Researchers at San Diego State University and Bryn Mawr College studied seven large, nationally representative surveys of 8.3 million teens, aged 13 to 19, conducted over the last forty years.

Group of teens
A new study finds that today’s teens are taking longer to grow up than generations past, with researchers pointing to time spent online at the reason why.

The surveys included information on the activities in which teens partook, allowing the researchers to examine how millennials stack up against adolescents of the 70s and beyond in terms of taking on adult responsibilities.

While teens’ tendencies were the study’s focus, external factors, such as changes in family size, life expectancy, and the economy, were also considered as being parts of the broader picture.

Ultimately, teens growing up in the 2010s were less likely to have a job, drive, date, have sex, drink alcohol, or go out without their parents than previous cohorts of teens. This finding held true regardless of one’s gender, race, socioeconomic status, region of the U.S., or whether they lived in an urban or rural area.

“In terms of adult activities, 18-year-olds now look like 15-year-olds once did,” says lead author Jean M. Twenge, professor of psychology at SDSU, in a press release by the Society for Research in Child Development.
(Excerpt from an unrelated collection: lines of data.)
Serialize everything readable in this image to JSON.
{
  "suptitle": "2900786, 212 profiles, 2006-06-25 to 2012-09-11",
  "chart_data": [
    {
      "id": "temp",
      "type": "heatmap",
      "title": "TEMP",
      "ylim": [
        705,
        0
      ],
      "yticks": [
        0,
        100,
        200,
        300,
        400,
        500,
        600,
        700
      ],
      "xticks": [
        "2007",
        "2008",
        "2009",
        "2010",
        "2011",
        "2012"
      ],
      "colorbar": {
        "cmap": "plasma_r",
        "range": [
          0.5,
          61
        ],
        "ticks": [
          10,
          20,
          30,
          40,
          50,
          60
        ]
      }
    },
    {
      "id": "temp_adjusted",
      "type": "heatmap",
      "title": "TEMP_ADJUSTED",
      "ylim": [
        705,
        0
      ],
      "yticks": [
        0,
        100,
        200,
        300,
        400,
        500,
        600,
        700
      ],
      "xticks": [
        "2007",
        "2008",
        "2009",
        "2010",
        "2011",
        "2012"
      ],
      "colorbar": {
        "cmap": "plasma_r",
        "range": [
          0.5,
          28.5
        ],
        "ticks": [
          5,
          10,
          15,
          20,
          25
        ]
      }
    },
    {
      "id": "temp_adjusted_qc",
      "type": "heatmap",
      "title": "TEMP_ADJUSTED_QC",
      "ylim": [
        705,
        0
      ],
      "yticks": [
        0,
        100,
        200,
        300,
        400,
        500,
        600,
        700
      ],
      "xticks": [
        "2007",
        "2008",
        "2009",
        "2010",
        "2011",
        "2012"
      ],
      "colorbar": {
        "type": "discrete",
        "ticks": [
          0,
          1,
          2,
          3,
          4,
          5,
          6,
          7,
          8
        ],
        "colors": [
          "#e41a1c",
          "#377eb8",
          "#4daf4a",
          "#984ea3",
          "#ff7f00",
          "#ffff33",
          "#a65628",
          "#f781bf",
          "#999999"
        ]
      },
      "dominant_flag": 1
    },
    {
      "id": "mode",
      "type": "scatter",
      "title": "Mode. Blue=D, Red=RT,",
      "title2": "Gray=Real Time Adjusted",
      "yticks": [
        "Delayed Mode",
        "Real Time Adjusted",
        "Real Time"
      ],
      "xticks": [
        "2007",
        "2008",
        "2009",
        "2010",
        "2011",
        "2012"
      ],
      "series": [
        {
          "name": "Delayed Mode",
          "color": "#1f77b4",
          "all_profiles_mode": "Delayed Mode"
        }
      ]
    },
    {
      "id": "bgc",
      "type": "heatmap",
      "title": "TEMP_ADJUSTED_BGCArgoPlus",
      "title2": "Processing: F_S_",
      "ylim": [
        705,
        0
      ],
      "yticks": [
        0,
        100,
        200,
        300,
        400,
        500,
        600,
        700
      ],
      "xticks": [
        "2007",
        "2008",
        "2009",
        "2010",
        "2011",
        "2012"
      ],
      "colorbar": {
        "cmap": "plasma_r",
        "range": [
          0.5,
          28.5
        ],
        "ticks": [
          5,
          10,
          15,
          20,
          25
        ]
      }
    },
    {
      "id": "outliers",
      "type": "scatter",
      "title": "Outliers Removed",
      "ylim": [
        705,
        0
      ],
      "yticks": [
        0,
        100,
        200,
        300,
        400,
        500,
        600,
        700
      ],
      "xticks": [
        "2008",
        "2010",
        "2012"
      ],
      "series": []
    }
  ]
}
The researchers believe that modern teens may be delaying traditional rites of passage due to a marked increase in the amount of time they spend online.

Other possible theories for abstinence, such as an increase in homework or extracurricular activities, simply weren’t the case.

Overall, teens were less likely to embrace adulthood during eras in which life milestones occurred later — e.g., when individuals experienced longer life expectancies, or women gave birth later — median incomes were higher, and when childbirth rates were lower.

“Our study suggests that teens today are taking longer to embrace both adult responsibilities (such as driving and working) and adult pleasures (such as sex and alcohol),” notes Heejung Park, the study’s co-author. “These trends are neither good nor bad, but reflect the current U.S. cultural climate.”

The full study was published Sept. 18 in the journal Child Development.